Ask HN: How was this 30 mil views video generated? - dartdartdart
video of an ever increasing frequency of sound with said sound: https:&#x2F;&#x2F;www.youtube.com&#x2F;watch?v=H-iCZElJ8m0<p>The creator has 30 million combined views for this type of video, which is their only type of video. No other video on youtube seems to do anything similar. I&#x27;m most interested in how they generated the sine wave to be played. Does anyone know how they achieved it?
======
Someone
That’s not “ever increasing”. I expected to get a
[https://en.wikipedia.org/wiki/Shepard_tone](https://en.wikipedia.org/wiki/Shepard_tone)

------
gus_massa
You can do something similar in Wolfram Alpha

[https://www.wolframalpha.com/input/?i=play+a+sin%282*pi*t*%2...](https://www.wolframalpha.com/input/?i=play+a+sin%282*pi*t*%28440%2B44*t%29%29+for+10+seconds)

This plays a sound for 10 seconds.

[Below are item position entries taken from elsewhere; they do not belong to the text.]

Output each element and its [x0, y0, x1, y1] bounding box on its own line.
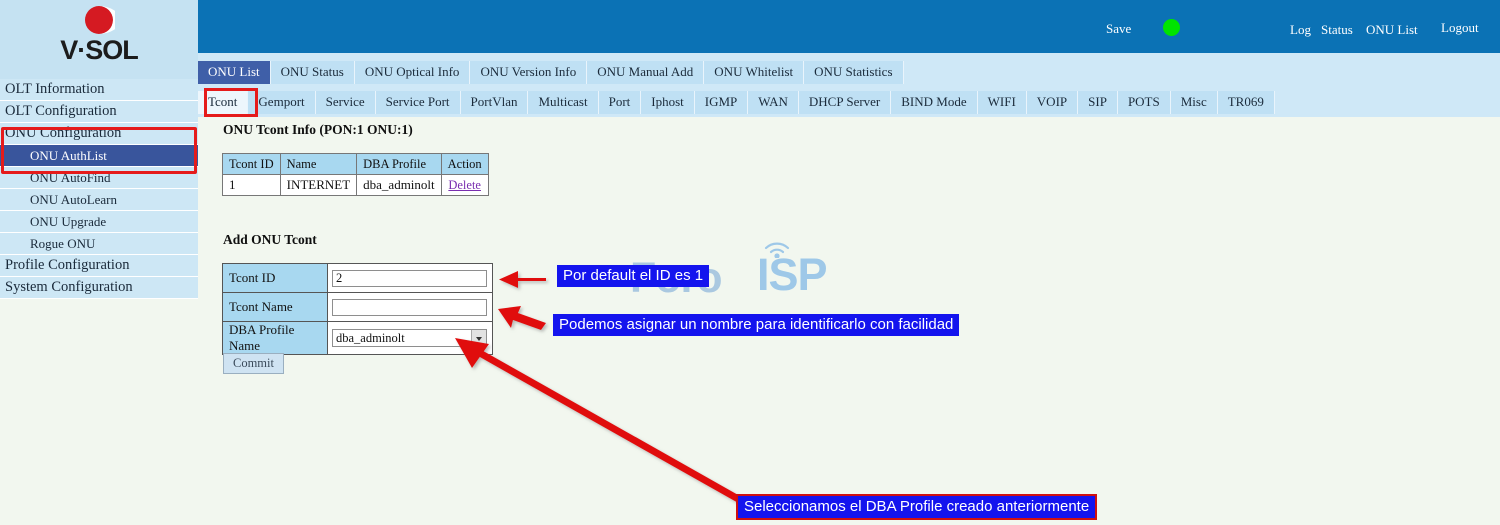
save-button[interactable]: Save [1106, 21, 1131, 37]
cell-name: INTERNET [279, 174, 358, 196]
table-row: 1 INTERNET dba_adminolt Delete [222, 174, 489, 196]
column-header-dba-profile: DBA Profile [356, 153, 442, 175]
tcont-name-input[interactable] [332, 298, 487, 316]
logout-button[interactable]: Logout [1441, 20, 1479, 36]
commit-button[interactable]: Commit [223, 353, 284, 374]
form-row-dba-profile: DBA Profile Name dba_adminolt [222, 321, 493, 355]
sidebar-item-label: ONU Configuration [5, 125, 122, 141]
tab-bind-mode[interactable]: BIND Mode [891, 91, 978, 114]
tab-onu-manual-add[interactable]: ONU Manual Add [587, 61, 705, 84]
sidebar-item-onu-authlist[interactable]: ONU AuthList [0, 145, 198, 167]
tab-voip[interactable]: VOIP [1026, 91, 1079, 114]
delete-link[interactable]: Delete [448, 178, 481, 192]
tab-gemport[interactable]: Gemport [248, 91, 316, 114]
label-tcont-name: Tcont Name [222, 292, 328, 322]
cell-dba-profile: dba_adminolt [356, 174, 442, 196]
annotation-callout-dba-profile: Seleccionamos el DBA Profile creado ante… [736, 494, 1098, 520]
dba-profile-selected-value: dba_adminolt [336, 331, 405, 345]
column-header-tcont-id: Tcont ID [222, 153, 281, 175]
tcont-id-input[interactable] [332, 269, 487, 287]
sidebar-item-olt-information[interactable]: OLT Information [0, 79, 198, 101]
tab-tcont[interactable]: Tcont [198, 91, 249, 114]
tab-misc[interactable]: Misc [1170, 91, 1218, 114]
sidebar-item-label: OLT Configuration [5, 103, 117, 119]
header-link-onu-list[interactable]: ONU List [1366, 22, 1418, 38]
tab-onu-optical-info[interactable]: ONU Optical Info [354, 61, 471, 84]
header-link-status[interactable]: Status [1321, 22, 1353, 38]
tab-tr069[interactable]: TR069 [1217, 91, 1275, 114]
tab-onu-statistics[interactable]: ONU Statistics [804, 61, 904, 84]
chevron-down-icon[interactable] [471, 330, 486, 346]
sidebar-item-label: OLT Information [5, 81, 105, 97]
tab-pots[interactable]: POTS [1117, 91, 1171, 114]
form-row-tcont-id: Tcont ID [222, 263, 493, 293]
sidebar-item-system-configuration[interactable]: System Configuration [0, 277, 198, 299]
field-cell-dba-profile: dba_adminolt [327, 321, 493, 355]
table-header-row: Tcont ID Name DBA Profile Action [222, 153, 489, 175]
annotation-callout-tcont-id: Por default el ID es 1 [557, 265, 710, 287]
sidebar-item-label: ONU Upgrade [30, 214, 107, 229]
tab-onu-whitelist[interactable]: ONU Whitelist [704, 61, 805, 84]
tab-strip: ONU List ONU Status ONU Optical Info ONU… [198, 53, 1500, 117]
tab-sip[interactable]: SIP [1078, 91, 1118, 114]
sidebar-item-label: Profile Configuration [5, 257, 130, 273]
label-tcont-id: Tcont ID [222, 263, 328, 293]
annotation-callout-tcont-name: Podemos asignar un nombre para identific… [553, 314, 960, 336]
tab-multicast[interactable]: Multicast [528, 91, 599, 114]
column-header-name: Name [279, 153, 358, 175]
sidebar-item-onu-upgrade[interactable]: ONU Upgrade [0, 211, 198, 233]
sidebar-item-label: ONU AuthList [30, 148, 107, 163]
sidebar-item-profile-configuration[interactable]: Profile Configuration [0, 255, 198, 277]
tab-onu-version-info[interactable]: ONU Version Info [470, 61, 588, 84]
header-link-log[interactable]: Log [1290, 22, 1311, 38]
tab-onu-list[interactable]: ONU List [198, 61, 271, 84]
brand-logo-block: V·SOL [0, 0, 198, 79]
sidebar-item-label: Rogue ONU [30, 236, 96, 251]
onu-tcont-info-title: ONU Tcont Info (PON:1 ONU:1) [223, 122, 413, 137]
onu-tcont-info-table: Tcont ID Name DBA Profile Action 1 INTER… [222, 153, 489, 196]
tab-wifi[interactable]: WIFI [977, 91, 1027, 114]
green-status-dot-icon [1163, 19, 1180, 36]
tab-dhcp-server[interactable]: DHCP Server [798, 91, 892, 114]
sidebar-empty-area [0, 299, 198, 516]
sidebar-item-onu-configuration[interactable]: ONU Configuration [0, 123, 198, 145]
tab-service-port[interactable]: Service Port [375, 91, 461, 114]
tab-portvlan[interactable]: PortVlan [460, 91, 529, 114]
field-cell-tcont-id [327, 263, 493, 293]
add-onu-tcont-title: Add ONU Tcont [223, 232, 317, 247]
form-row-tcont-name: Tcont Name [222, 292, 493, 322]
sidebar-item-onu-autolearn[interactable]: ONU AutoLearn [0, 189, 198, 211]
tab-onu-status[interactable]: ONU Status [270, 61, 355, 84]
sidebar-item-olt-configuration[interactable]: OLT Configuration [0, 101, 198, 123]
dba-profile-select[interactable]: dba_adminolt [332, 329, 487, 347]
sidebar: V·SOL OLT Information OLT Configuration … [0, 0, 198, 525]
sidebar-item-label: System Configuration [5, 279, 133, 295]
primary-tab-row: ONU List ONU Status ONU Optical Info ONU… [198, 61, 904, 84]
sidebar-item-label: ONU AutoFind [30, 170, 111, 185]
secondary-tab-row: Tcont Gemport Service Service Port PortV… [198, 91, 1275, 114]
add-onu-tcont-form: Tcont ID Tcont Name DBA Profile Name [222, 263, 493, 355]
tab-port[interactable]: Port [598, 91, 642, 114]
sidebar-item-onu-autofind[interactable]: ONU AutoFind [0, 167, 198, 189]
sidebar-item-rogue-onu[interactable]: Rogue ONU [0, 233, 198, 255]
tab-iphost[interactable]: Iphost [641, 91, 695, 114]
cell-tcont-id: 1 [222, 174, 281, 196]
column-header-action: Action [440, 153, 489, 175]
tab-wan[interactable]: WAN [748, 91, 799, 114]
vsol-sphere-logo-icon [85, 6, 115, 34]
top-header-bar: Save Log Status ONU List Logout [198, 0, 1500, 53]
sidebar-item-label: ONU AutoLearn [30, 192, 118, 207]
cell-action: Delete [440, 174, 489, 196]
field-cell-tcont-name [327, 292, 493, 322]
tab-service[interactable]: Service [315, 91, 376, 114]
label-dba-profile-name: DBA Profile Name [222, 321, 328, 355]
app-root: V·SOL OLT Information OLT Configuration … [0, 0, 1500, 525]
brand-logo-text: V·SOL [60, 35, 139, 65]
tab-igmp[interactable]: IGMP [694, 91, 749, 114]
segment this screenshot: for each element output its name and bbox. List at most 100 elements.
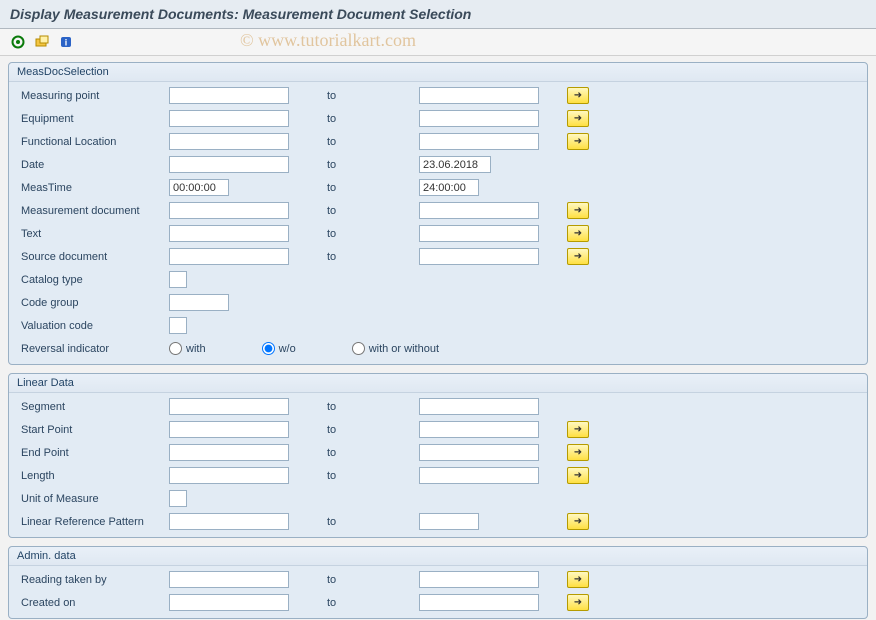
label-length: Length <box>9 470 169 482</box>
label-meas-doc: Measurement document <box>9 205 169 217</box>
group-title: MeasDocSelection <box>9 63 867 82</box>
info-button[interactable]: i <box>56 33 76 51</box>
arrow-right-icon: ➜ <box>574 136 582 147</box>
lrp-from[interactable] <box>169 513 289 530</box>
catalog-type-input[interactable] <box>169 271 187 288</box>
meas-time-to[interactable] <box>419 179 479 196</box>
toolbar: i <box>0 29 876 56</box>
arrow-right-icon: ➜ <box>574 90 582 101</box>
group-meas-doc-selection: MeasDocSelection Measuring point to ➜ Eq… <box>8 62 868 365</box>
meas-time-from[interactable] <box>169 179 229 196</box>
meas-doc-to[interactable] <box>419 202 539 219</box>
multiple-selection-button[interactable]: ➜ <box>567 467 589 484</box>
end-point-from[interactable] <box>169 444 289 461</box>
row-reading-taken-by: Reading taken by to ➜ <box>9 568 867 591</box>
multiple-selection-button[interactable]: ➜ <box>567 202 589 219</box>
segment-to[interactable] <box>419 398 539 415</box>
radio-both-input[interactable] <box>352 342 365 355</box>
row-unit-of-measure: Unit of Measure <box>9 487 867 510</box>
multiple-selection-button[interactable]: ➜ <box>567 110 589 127</box>
label-reversal: Reversal indicator <box>9 343 169 355</box>
content-area: MeasDocSelection Measuring point to ➜ Eq… <box>0 56 876 619</box>
created-on-from[interactable] <box>169 594 289 611</box>
multiple-selection-button[interactable]: ➜ <box>567 133 589 150</box>
multiple-selection-button[interactable]: ➜ <box>567 421 589 438</box>
row-source-doc: Source document to ➜ <box>9 245 867 268</box>
label-date: Date <box>9 159 169 171</box>
source-doc-from[interactable] <box>169 248 289 265</box>
row-functional-location: Functional Location to ➜ <box>9 130 867 153</box>
row-date: Date to <box>9 153 867 176</box>
equipment-from[interactable] <box>169 110 289 127</box>
length-to[interactable] <box>419 467 539 484</box>
length-from[interactable] <box>169 467 289 484</box>
row-valuation-code: Valuation code <box>9 314 867 337</box>
label-end-point: End Point <box>9 447 169 459</box>
row-reversal-indicator: Reversal indicator with w/o with or with… <box>9 337 867 360</box>
date-to[interactable] <box>419 156 491 173</box>
label-measuring-point: Measuring point <box>9 90 169 102</box>
group-title: Admin. data <box>9 547 867 566</box>
execute-button[interactable] <box>8 33 28 51</box>
text-to[interactable] <box>419 225 539 242</box>
execute-icon <box>11 35 25 49</box>
label-text: Text <box>9 228 169 240</box>
label-catalog-type: Catalog type <box>9 274 169 286</box>
meas-doc-from[interactable] <box>169 202 289 219</box>
text-from[interactable] <box>169 225 289 242</box>
label-reading-taken-by: Reading taken by <box>9 574 169 586</box>
multiple-selection-button[interactable]: ➜ <box>567 571 589 588</box>
row-catalog-type: Catalog type <box>9 268 867 291</box>
label-func-loc: Functional Location <box>9 136 169 148</box>
start-point-to[interactable] <box>419 421 539 438</box>
info-icon: i <box>59 35 73 49</box>
equipment-to[interactable] <box>419 110 539 127</box>
valuation-code-input[interactable] <box>169 317 187 334</box>
arrow-right-icon: ➜ <box>574 597 582 608</box>
multiple-selection-button[interactable]: ➜ <box>567 444 589 461</box>
multiple-selection-button[interactable]: ➜ <box>567 87 589 104</box>
date-from[interactable] <box>169 156 289 173</box>
get-variant-button[interactable] <box>32 33 52 51</box>
reading-taken-by-from[interactable] <box>169 571 289 588</box>
arrow-right-icon: ➜ <box>574 205 582 216</box>
measuring-point-from[interactable] <box>169 87 289 104</box>
start-point-from[interactable] <box>169 421 289 438</box>
radio-wo[interactable]: w/o <box>262 342 296 355</box>
multiple-selection-button[interactable]: ➜ <box>567 248 589 265</box>
row-text: Text to ➜ <box>9 222 867 245</box>
label-meas-time: MeasTime <box>9 182 169 194</box>
radio-with[interactable]: with <box>169 342 206 355</box>
row-code-group: Code group <box>9 291 867 314</box>
code-group-input[interactable] <box>169 294 229 311</box>
source-doc-to[interactable] <box>419 248 539 265</box>
title-bar: Display Measurement Documents: Measureme… <box>0 0 876 29</box>
multiple-selection-button[interactable]: ➜ <box>567 513 589 530</box>
segment-from[interactable] <box>169 398 289 415</box>
group-title: Linear Data <box>9 374 867 393</box>
arrow-right-icon: ➜ <box>574 516 582 527</box>
measuring-point-to[interactable] <box>419 87 539 104</box>
row-start-point: Start Point to ➜ <box>9 418 867 441</box>
folder-icon <box>35 35 49 49</box>
arrow-right-icon: ➜ <box>574 251 582 262</box>
func-loc-to[interactable] <box>419 133 539 150</box>
multiple-selection-button[interactable]: ➜ <box>567 594 589 611</box>
row-measuring-point: Measuring point to ➜ <box>9 84 867 107</box>
svg-text:i: i <box>65 38 68 48</box>
end-point-to[interactable] <box>419 444 539 461</box>
to-label: to <box>299 90 419 102</box>
created-on-to[interactable] <box>419 594 539 611</box>
row-meas-doc: Measurement document to ➜ <box>9 199 867 222</box>
multiple-selection-button[interactable]: ➜ <box>567 225 589 242</box>
radio-wo-input[interactable] <box>262 342 275 355</box>
row-length: Length to ➜ <box>9 464 867 487</box>
reading-taken-by-to[interactable] <box>419 571 539 588</box>
func-loc-from[interactable] <box>169 133 289 150</box>
lrp-to[interactable] <box>419 513 479 530</box>
radio-both[interactable]: with or without <box>352 342 439 355</box>
arrow-right-icon: ➜ <box>574 447 582 458</box>
uom-input[interactable] <box>169 490 187 507</box>
radio-with-input[interactable] <box>169 342 182 355</box>
label-created-on: Created on <box>9 597 169 609</box>
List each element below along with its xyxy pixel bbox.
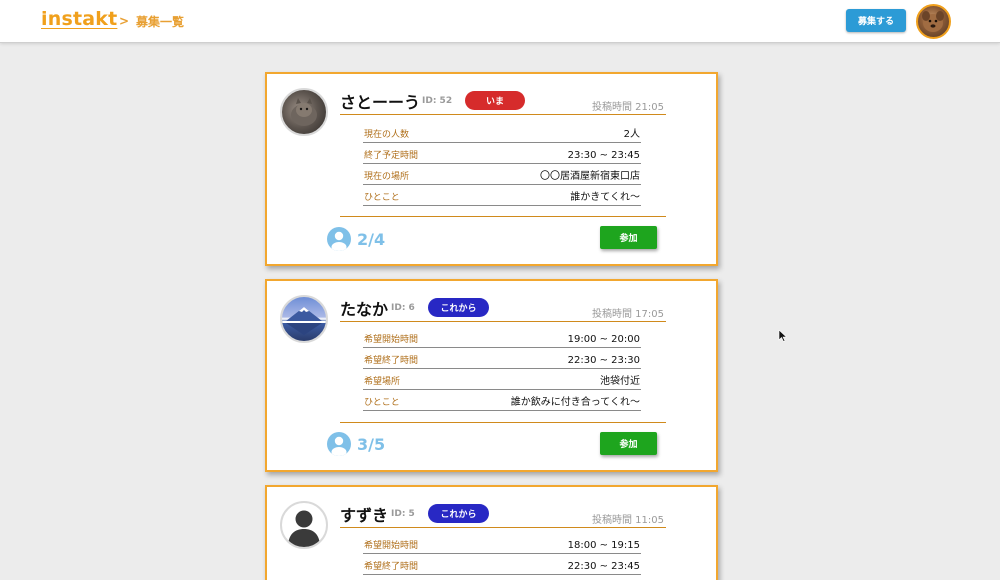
info-label: 希望開始時間 — [364, 335, 419, 345]
user-avatar[interactable] — [916, 4, 951, 39]
default-user-icon — [288, 510, 320, 547]
info-value: 〇〇居酒屋新宿東口店 — [540, 171, 640, 182]
info-row: 現在の場所 〇〇居酒屋新宿東口店 — [363, 164, 641, 185]
info-value: 19:00 ~ 20:00 — [567, 334, 640, 345]
info-label: 希望終了時間 — [364, 356, 419, 366]
poster-name: たなか — [340, 300, 389, 319]
info-label: 希望終了時間 — [364, 562, 419, 572]
info-row: ひとこと 誰かきてくれ〜 — [363, 185, 641, 206]
info-label: 希望開始時間 — [364, 541, 419, 551]
poster-name: すずき — [340, 506, 389, 525]
app-header: instakt > 募集一覧 募集する — [0, 0, 1000, 43]
create-recruitment-button[interactable]: 募集する — [846, 9, 906, 32]
divider — [340, 216, 666, 217]
info-row: 希望開始時間 19:00 ~ 20:00 — [363, 327, 641, 348]
info-label: 現在の人数 — [364, 130, 410, 140]
post-card: さとーーう ID: 52 いま 投稿時間 21:05 現在の人数 2人 終了予定… — [265, 72, 718, 266]
status-badge: これから — [428, 504, 489, 523]
post-time: 投稿時間 11:05 — [592, 515, 664, 526]
post-card: すずき ID: 5 これから 投稿時間 11:05 希望開始時間 18:00 ~… — [265, 485, 718, 580]
poster-avatar[interactable] — [280, 88, 328, 136]
divider — [340, 527, 666, 528]
info-value: 池袋付近 — [600, 376, 640, 387]
info-row: 終了予定時間 23:30 ~ 23:45 — [363, 143, 641, 164]
divider — [340, 321, 666, 322]
participants-icon — [327, 227, 351, 251]
info-value: 22:30 ~ 23:45 — [567, 561, 640, 572]
poster-id: ID: 52 — [422, 96, 453, 106]
info-label: 希望場所 — [364, 377, 401, 387]
participants-icon — [327, 432, 351, 456]
mountain-photo-icon — [282, 307, 326, 335]
info-label: 終了予定時間 — [364, 151, 419, 161]
info-value: 22:30 ~ 23:30 — [567, 355, 640, 366]
post-time: 投稿時間 17:05 — [592, 309, 664, 320]
poster-avatar[interactable] — [280, 501, 328, 549]
info-row: 希望終了時間 22:30 ~ 23:30 — [363, 348, 641, 369]
mouse-cursor-icon — [778, 330, 788, 342]
divider — [340, 114, 666, 115]
join-button[interactable]: 参加 — [600, 432, 657, 455]
info-row: 現在の人数 2人 — [363, 122, 641, 143]
status-badge: これから — [428, 298, 489, 317]
poster-id: ID: 5 — [391, 509, 415, 519]
participant-count: 3/5 — [357, 435, 386, 454]
info-value: 2人 — [623, 129, 640, 140]
poster-avatar[interactable] — [280, 295, 328, 343]
post-time: 投稿時間 21:05 — [592, 102, 664, 113]
cat-photo-icon — [291, 98, 317, 126]
dog-photo-icon — [922, 11, 944, 32]
info-value: 23:30 ~ 23:45 — [567, 150, 640, 161]
info-label: ひとこと — [364, 193, 400, 203]
info-row: ひとこと 誰か飲みに付き合ってくれ〜 — [363, 390, 641, 411]
poster-name: さとーーう — [340, 93, 421, 112]
info-value: 誰か飲みに付き合ってくれ〜 — [510, 397, 640, 408]
poster-id: ID: 6 — [391, 303, 415, 313]
info-row: 希望終了時間 22:30 ~ 23:45 — [363, 554, 641, 575]
breadcrumb-current-page: 募集一覧 — [136, 15, 185, 29]
info-row: 希望開始時間 18:00 ~ 19:15 — [363, 533, 641, 554]
post-card: たなか ID: 6 これから 投稿時間 17:05 希望開始時間 19:00 ~… — [265, 279, 718, 472]
participant-count: 2/4 — [357, 230, 386, 249]
status-badge: いま — [465, 91, 525, 110]
info-label: 現在の場所 — [364, 172, 410, 182]
info-label: ひとこと — [364, 398, 400, 408]
info-value: 誰かきてくれ〜 — [570, 192, 640, 203]
divider — [340, 422, 666, 423]
logo-link[interactable]: instakt — [41, 8, 117, 30]
join-button[interactable]: 参加 — [600, 226, 657, 249]
info-value: 18:00 ~ 19:15 — [567, 540, 640, 551]
info-row: 希望場所 池袋付近 — [363, 369, 641, 390]
breadcrumb-separator: > — [119, 14, 130, 28]
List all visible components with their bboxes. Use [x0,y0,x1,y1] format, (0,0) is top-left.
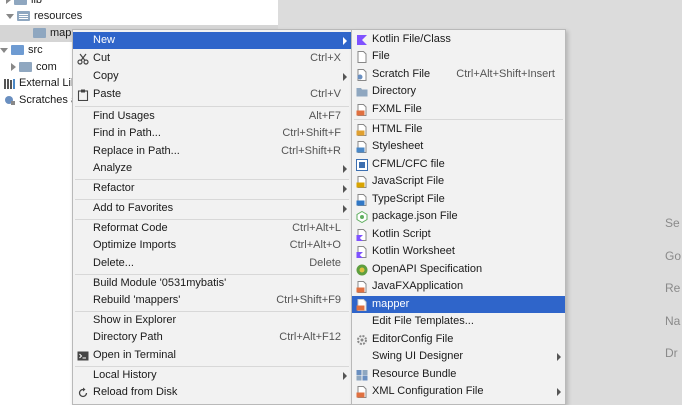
menu-item-refactor[interactable]: Refactor [73,180,351,197]
menu-item-directory-path[interactable]: Directory Path Ctrl+Alt+F12 [73,329,351,346]
menu-item-local-history[interactable]: Local History [73,367,351,384]
submenu-arrow-icon [557,353,561,361]
scratch-icon [357,69,367,81]
submenu-item-kotlin-worksheet[interactable]: Kotlin Worksheet [352,243,565,260]
bundle-icon [356,370,368,381]
submenu-item-file[interactable]: File [352,48,565,65]
cfml-icon [356,159,368,171]
hint-recent-files: Re [665,281,681,295]
submenu-arrow-icon [343,372,347,380]
folder-icon [33,28,46,39]
hint-navigation-bar: Na [665,314,681,328]
javafx-icon [356,281,367,293]
menu-item-reformat-code[interactable]: Reformat Code Ctrl+Alt+L [73,220,351,237]
editor-empty-hints: Se Go Re Na Dr [665,0,682,405]
scratches-icon [5,95,15,105]
menu-item-rebuild[interactable]: Rebuild 'mappers' Ctrl+Shift+F9 [73,292,351,309]
gear-icon [357,335,367,345]
resources-folder-icon [17,11,30,22]
package-icon [19,62,32,73]
menu-item-delete[interactable]: Delete... Delete [73,255,351,272]
submenu-item-edit-file-templates[interactable]: Edit File Templates... [352,313,565,330]
submenu-arrow-icon [343,205,347,213]
menu-item-reload-from-disk[interactable]: Reload from Disk [73,384,351,401]
context-menu: New Cut Ctrl+X Copy Paste Ctrl+V Find Usag… [72,29,352,405]
library-icon [4,78,15,89]
submenu-item-scratch-file[interactable]: Scratch File Ctrl+Alt+Shift+Insert [352,66,565,83]
menu-item-analyze[interactable]: Analyze [73,160,351,177]
terminal-icon [77,351,89,361]
submenu-item-stylesheet[interactable]: Stylesheet [352,138,565,155]
submenu-item-resource-bundle[interactable]: Resource Bundle [352,366,565,383]
submenu-item-cfml-file[interactable]: CFML/CFC file [352,156,565,173]
submenu-item-typescript-file[interactable]: TypeScript File [352,191,565,208]
submenu-item-package-json[interactable]: package.json File [352,208,565,225]
submenu-arrow-icon [557,388,561,396]
clipboard-icon [77,89,89,101]
tree-item-resources[interactable]: resources [0,8,278,25]
submenu-arrow-icon [343,37,347,45]
folder-icon [356,88,368,97]
source-folder-icon [11,45,24,56]
submenu-item-xml-configuration-file[interactable]: XML Configuration File [352,383,565,400]
menu-separator [354,119,563,120]
menu-item-find-usages[interactable]: Find Usages Alt+F7 [73,108,351,125]
mapper-icon [356,299,367,311]
submenu-arrow-icon [343,165,347,173]
submenu-item-html-file[interactable]: HTML File [352,121,565,138]
new-submenu: Kotlin File/Class File Scratch File Ctrl+… [351,29,566,405]
kotlin-worksheet-icon [356,246,367,258]
fxml-icon [356,104,367,116]
hint-go-to-file: Go [665,249,682,263]
menu-item-paste[interactable]: Paste Ctrl+V [73,86,351,103]
menu-item-find-in-path[interactable]: Find in Path... Ctrl+Shift+F [73,125,351,142]
menu-item-copy[interactable]: Copy [73,68,351,85]
expand-arrow-icon[interactable] [6,0,11,5]
submenu-item-directory[interactable]: Directory [352,83,565,100]
ts-icon [356,194,367,206]
menu-item-replace-in-path[interactable]: Replace in Path... Ctrl+Shift+R [73,143,351,160]
submenu-item-javafx-application[interactable]: JavaFXApplication [352,278,565,295]
submenu-item-kotlin-file[interactable]: Kotlin File/Class [352,31,565,48]
openapi-icon [356,264,368,276]
collapse-arrow-icon[interactable] [6,13,14,19]
html-icon [356,124,367,136]
submenu-arrow-icon [343,73,347,81]
collapse-arrow-icon[interactable] [0,47,8,53]
scissors-icon [77,53,89,65]
npm-icon [356,211,368,223]
xml-icon [356,386,367,398]
menu-separator [75,106,349,107]
submenu-item-kotlin-script[interactable]: Kotlin Script [352,226,565,243]
menu-item-add-to-favorites[interactable]: Add to Favorites [73,200,351,217]
menu-item-open-in-terminal[interactable]: Open in Terminal [73,347,351,364]
submenu-item-mapper[interactable]: mapper [352,296,565,314]
menu-item-optimize-imports[interactable]: Optimize Imports Ctrl+Alt+O [73,237,351,254]
reload-icon [78,387,88,398]
js-icon [356,176,367,188]
submenu-item-openapi-spec[interactable]: OpenAPI Specification [352,261,565,278]
hint-drop-files: Dr [665,346,678,360]
hint-search-everywhere: Se [665,216,680,230]
expand-arrow-icon[interactable] [11,63,16,72]
kotlin-script-icon [356,229,367,241]
menu-item-new[interactable]: New [73,32,351,50]
submenu-item-swing-ui-designer[interactable]: Swing UI Designer [352,348,565,365]
submenu-arrow-icon [343,185,347,193]
css-icon [356,141,367,153]
folder-icon [14,0,27,6]
file-icon [357,51,367,63]
menu-item-build-module[interactable]: Build Module '0531mybatis' [73,275,351,292]
menu-item-show-in-explorer[interactable]: Show in Explorer [73,312,351,329]
menu-item-cut[interactable]: Cut Ctrl+X [73,50,351,67]
kotlin-icon [357,35,367,45]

It start with a A (440Hz) and it goes to
the next A (880Hz). The "frequency" changes linearly in my example, but you
may prefer to change it exponential (like when you move the finger over a
piano).

[https://www.wolframalpha.com/input/?i=play+a+sin%282*pi*t*44...](https://www.wolframalpha.com/input/?i=play+a+sin%282*pi*t*440*2%5E%28t%2F10%29%29+for+10+seconds)

This can be made with a lot of programs, I only choose Wolfram Alpha because
it was easy to post an online demo.

------
natdempk
Not entirely sure if you're talking about the sound or the image to go along
with it, but at least for the sound I think you could create this easily in
any sort of DAW with a synth (all of which will include a basic sine wave) +
automation to increase the pitch input over time gradually.

I'm not entirely sure about the video component.

------
muzani
I thought it would have been filtered out by the video compression. I studied
telecommunications and what I understand is non-voice content over phone is
filtered out, and some compression types like MP3 will remove information from
certain frequencies.

------
tomcam
For me in the USA it says 10 million. This could have been done using any
popular API: Windows, MacOS, iOS, Android, etc. You could do it in a short
time with the Juce library. (juce.com)

------
tmaly
Maybe with csound?

[https://csound.com/](https://csound.com/)

------
non-entity
I'm guessing something like Audacity?